Настя вела Диму три с половиной года, с его первого класса. Родители пришли в конце августа, когда Диму отказались брать в три общеобразовательные школы. Они с испугом оглядывали чешуйчатые стены коридоров и выцветшие, шершавые (даже через стекло) картинки. Обеспеченная пара, двое нормально развитых детей – и один слабоумный.

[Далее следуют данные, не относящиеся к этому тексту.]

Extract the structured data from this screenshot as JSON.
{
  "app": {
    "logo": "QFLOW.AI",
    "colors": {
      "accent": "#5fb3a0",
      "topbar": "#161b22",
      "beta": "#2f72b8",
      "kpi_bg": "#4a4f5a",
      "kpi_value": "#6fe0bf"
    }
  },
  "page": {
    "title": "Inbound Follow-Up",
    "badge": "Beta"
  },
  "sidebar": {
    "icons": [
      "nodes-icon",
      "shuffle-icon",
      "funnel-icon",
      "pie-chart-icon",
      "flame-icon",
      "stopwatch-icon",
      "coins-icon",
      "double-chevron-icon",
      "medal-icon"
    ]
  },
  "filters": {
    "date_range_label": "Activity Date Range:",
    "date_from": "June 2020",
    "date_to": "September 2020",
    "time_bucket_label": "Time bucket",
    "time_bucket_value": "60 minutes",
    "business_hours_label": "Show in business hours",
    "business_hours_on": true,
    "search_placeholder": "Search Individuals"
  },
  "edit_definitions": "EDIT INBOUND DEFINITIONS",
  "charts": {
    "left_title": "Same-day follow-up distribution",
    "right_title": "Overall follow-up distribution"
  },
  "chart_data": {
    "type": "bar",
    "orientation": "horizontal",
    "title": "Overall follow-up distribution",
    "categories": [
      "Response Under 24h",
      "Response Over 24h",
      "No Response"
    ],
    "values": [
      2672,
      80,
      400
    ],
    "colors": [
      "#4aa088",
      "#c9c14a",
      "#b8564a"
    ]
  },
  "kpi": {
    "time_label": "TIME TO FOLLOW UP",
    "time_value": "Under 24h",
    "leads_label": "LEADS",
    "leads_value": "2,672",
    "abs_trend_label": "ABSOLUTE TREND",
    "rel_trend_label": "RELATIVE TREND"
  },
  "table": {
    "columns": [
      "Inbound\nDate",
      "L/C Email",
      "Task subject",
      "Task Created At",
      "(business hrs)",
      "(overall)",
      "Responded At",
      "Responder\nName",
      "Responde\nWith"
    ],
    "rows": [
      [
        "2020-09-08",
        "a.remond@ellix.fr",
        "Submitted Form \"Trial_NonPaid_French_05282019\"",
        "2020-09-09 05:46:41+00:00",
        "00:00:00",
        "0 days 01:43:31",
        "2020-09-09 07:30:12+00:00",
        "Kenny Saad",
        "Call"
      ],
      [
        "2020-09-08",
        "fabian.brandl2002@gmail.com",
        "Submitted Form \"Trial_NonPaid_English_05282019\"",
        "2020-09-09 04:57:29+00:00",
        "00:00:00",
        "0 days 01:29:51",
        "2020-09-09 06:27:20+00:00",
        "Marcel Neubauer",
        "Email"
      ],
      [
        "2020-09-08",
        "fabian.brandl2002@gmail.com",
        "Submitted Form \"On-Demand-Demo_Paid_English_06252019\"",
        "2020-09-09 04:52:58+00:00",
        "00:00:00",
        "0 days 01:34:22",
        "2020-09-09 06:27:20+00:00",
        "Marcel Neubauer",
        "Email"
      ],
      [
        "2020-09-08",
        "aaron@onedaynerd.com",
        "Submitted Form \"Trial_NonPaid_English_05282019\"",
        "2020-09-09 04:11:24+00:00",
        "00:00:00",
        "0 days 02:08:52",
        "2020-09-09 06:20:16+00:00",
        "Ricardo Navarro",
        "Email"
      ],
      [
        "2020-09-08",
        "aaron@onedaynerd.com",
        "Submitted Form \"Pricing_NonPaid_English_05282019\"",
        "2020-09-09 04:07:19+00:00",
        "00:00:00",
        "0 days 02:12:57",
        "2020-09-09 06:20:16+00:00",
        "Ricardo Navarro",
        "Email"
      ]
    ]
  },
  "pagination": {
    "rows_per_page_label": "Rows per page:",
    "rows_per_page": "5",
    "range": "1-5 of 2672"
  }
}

Рассказывали: долго не могли поверить, грешили на врачей, воспитательниц, это они, они дураки, а наш мальчик просто не такой, как все, они ничего не понимают, не все дети одинаковые, может быть, просто что-то?.. Что что-то, милые? – отвечали. Сначала ставили задержку психического развития, как и всем в таком возрасте в таких случаях. Потом поняли, что нет, не ЗПР. Нет, не ЗПР, – отвечали.
Отвечали.
Отвечали.
Отвечали.
Из Ц(центральной) ПМПК направили сюда. Осознание приходило постепенно, тяжело, сначала никак не уживалось в мозгу. Потом стояли в кабинете дефектологов. Отец держался – только дергалась рука, – в горле матери что-то негромко клокотало. Дима ждал в коридоре.
Его повели на диагностику, родители шли следом. Три стола: психиатр, психолог, логопед и Настя – дефектолог. За столом напротив – мальчик. Опрятный и хорошо одетый: брюки, рубашка, галстук, черно-белая классика поверх потускневшего бежевого дивана – не похожий на типичных учеников этой школы.
Медленно и четко взрослые представились. Он посмотрел на них ничего не выражающим взглядом и представился в ответ. Дима. Настя начала первой: предложила выполнить пару заданий. Как и всегда, через силу – не потому, что плевать, а потому что это всегда тяжело, – улыбнулась. Улыбаться было важно.
У нее были готовы стандартные тесты для оценки слабоумия. Картинка, разрезанная на восемь частей, – собери пазл. Бледные фигуры с пунктирным контуром – обведи. Другие фигуры, с четким контуром – заштрихуй, не выходя за край.
Дима быстро – намного быстрее, чем обычно бывает в этом кабинете, – собрал картинку, и цветастый нарисованный мальчик на велосипеде радостно поехал – подальше отсюда, из этого бледного места. Задания Дима выполнял равнодушно, безучастно смотря на листы. Задумывался ненадолго. Старался ни на кого не смотреть. Только вот иногда поднимал глаза и встречался взглядом с Настей. Она ему улыбалась – тепло, аккомпанируя глазами, как бы говоря: Всё будет хорошо. Ей показалось, он понял – улыбался в ответ. Но скорее он просто улыбался потому, что умел.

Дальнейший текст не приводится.